Search engine optimization (SEO) is a cousin, if not a twin, of the way ant colonies and neurons make decisions. A new article in SEED Magazine suggests how this can be true. The article is called Insect colonies offer insight into the mysterious conversations of neurons, illuminating how billions of individual brain cells work in concert to make a single decision.
Search engine spiders collect information about activity related to zillions of internet ants (keywords, etc.) and about what synapses (webpage links) are doing. Based on the concert of this activity search engines make decisions on ranking a webpage. I suggest that if you are interested in how emergent complexity creates findability on the internet, reading the SEED article will loosen up your synapses for pondering this fascinating topic. Here is a sample from SEED:
Choosing a new home, or house hunting, is the most complicated decision an ant colony makes. When an ant nest is overcrowded or damaged, scout ants begin searching for a new building site by making independent evaluations of different spots and reporting back to the colony. A decision is made when a “quorum” is reached, when a certain number of ants agree on a location.

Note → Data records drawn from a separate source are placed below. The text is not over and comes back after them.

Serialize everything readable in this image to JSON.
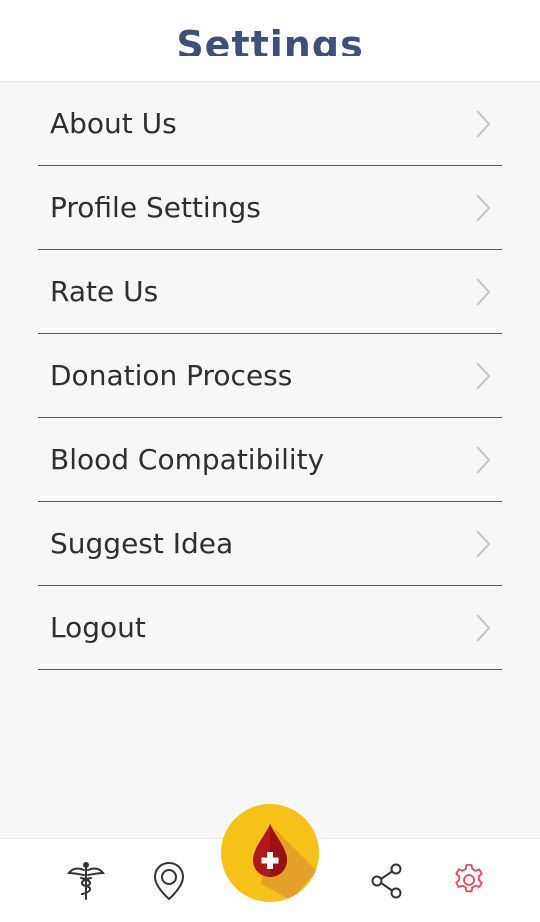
{
  "header": {
    "title": "Settings"
  },
  "menu": {
    "items": [
      {
        "label": "About Us"
      },
      {
        "label": "Profile Settings"
      },
      {
        "label": "Rate Us"
      },
      {
        "label": "Donation Process"
      },
      {
        "label": "Blood Compatibility"
      },
      {
        "label": "Suggest Idea"
      },
      {
        "label": "Logout"
      }
    ]
  },
  "bottom_nav": {
    "items": [
      {
        "icon": "caduceus-icon",
        "active": false
      },
      {
        "icon": "map-pin-icon",
        "active": false
      },
      {
        "icon": "blood-drop-plus-icon",
        "active": false
      },
      {
        "icon": "share-icon",
        "active": false
      },
      {
        "icon": "gear-icon",
        "active": true
      }
    ]
  },
  "colors": {
    "title": "#3f4f78",
    "fab": "#f6c21a",
    "drop": "#b3161b",
    "active_icon": "#e64a5a",
    "inactive_icon": "#333333"
  }
}
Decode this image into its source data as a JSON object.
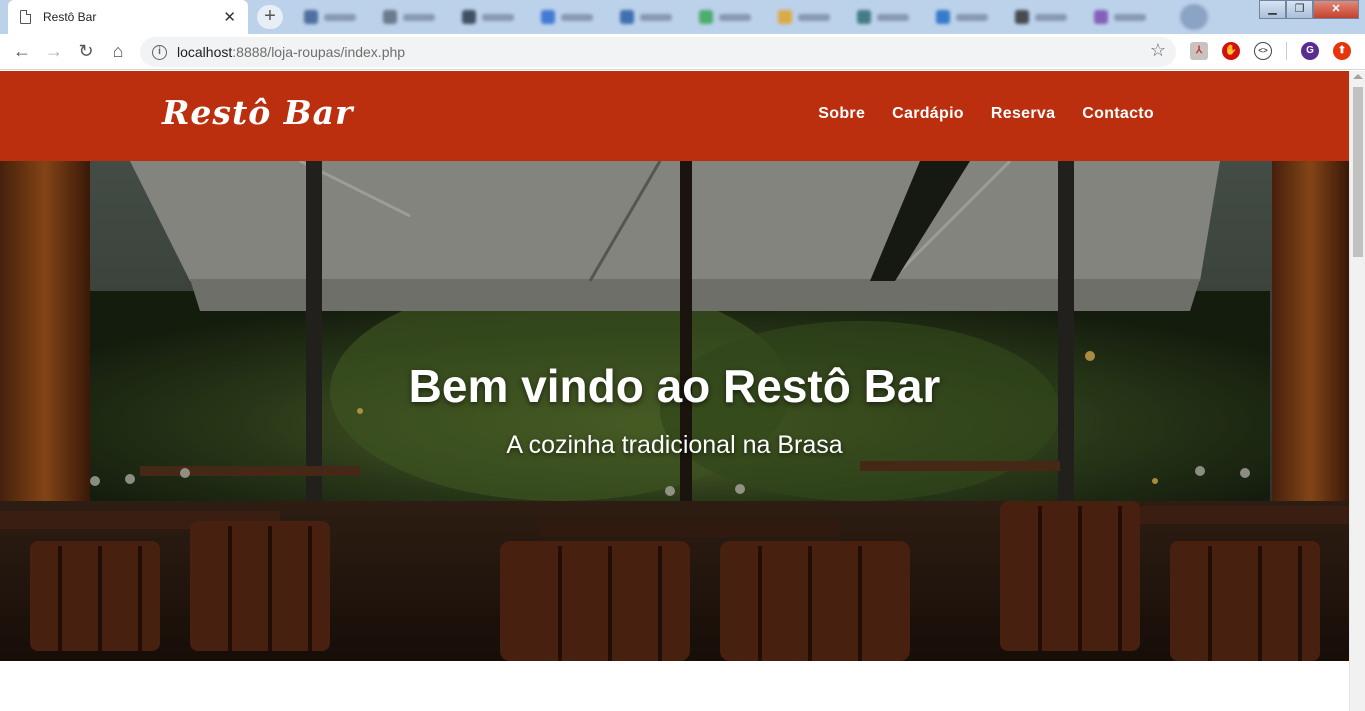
{
  "browser": {
    "tab_title": "Restô Bar",
    "tab_close": "✕",
    "new_tab": "+",
    "url_host": "localhost",
    "url_path": ":8888/loja-roupas/index.php",
    "profile_initial": "G",
    "window_controls": {
      "minimize": "▁",
      "maximize": "❐",
      "close": "✕"
    }
  },
  "colors": {
    "header_bg": "#bb2e0e",
    "tab_strip": "#bcd1ea"
  },
  "site": {
    "brand": "Restô Bar",
    "nav": [
      "Sobre",
      "Cardápio",
      "Reserva",
      "Contacto"
    ],
    "hero": {
      "title": "Bem vindo ao Restô Bar",
      "subtitle": "A cozinha tradicional na Brasa"
    }
  },
  "icons": {
    "back": "back-arrow-icon",
    "forward": "forward-arrow-icon",
    "reload": "reload-icon",
    "home": "home-icon",
    "info": "info-icon",
    "star": "star-icon"
  }
}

This same process occurs among neurons in a monkey’s visual cortex when the animal performs a visual discrimination task. In the task, a monkey is flashed an image of dots moving in different directions and must decide which way the majority of them are going. When the image appears, neurons in the monkey’s visual cortex gather bits of information from the monkey’s eyes, much like ants evaluating a nest site. As more data is gathered, the neurons with the correct answer gradually increase their firing rate. When their activity reaches a certain threshold level, the monkey makes a decision.
Thus, decisions in both brains and ant colonies are based on thresholds that can be adjusted for either speed or accuracy. Understanding how these mechanisms work “will not only advance our understanding of collective decision making by social insects and individual decision making by vertebrates, but could potentially give us ways to design machines for tackling these kinds of problems,” [researcher James] Marshall says.
One of “these kinds of problems” is adjusting the thresholds of link placement on search engine results pages. Millions of people (think ants) at any moment in time are making decisions on which webpage to open and/or link to (think neuron). It is the collectivity of these decisions that determines online findability.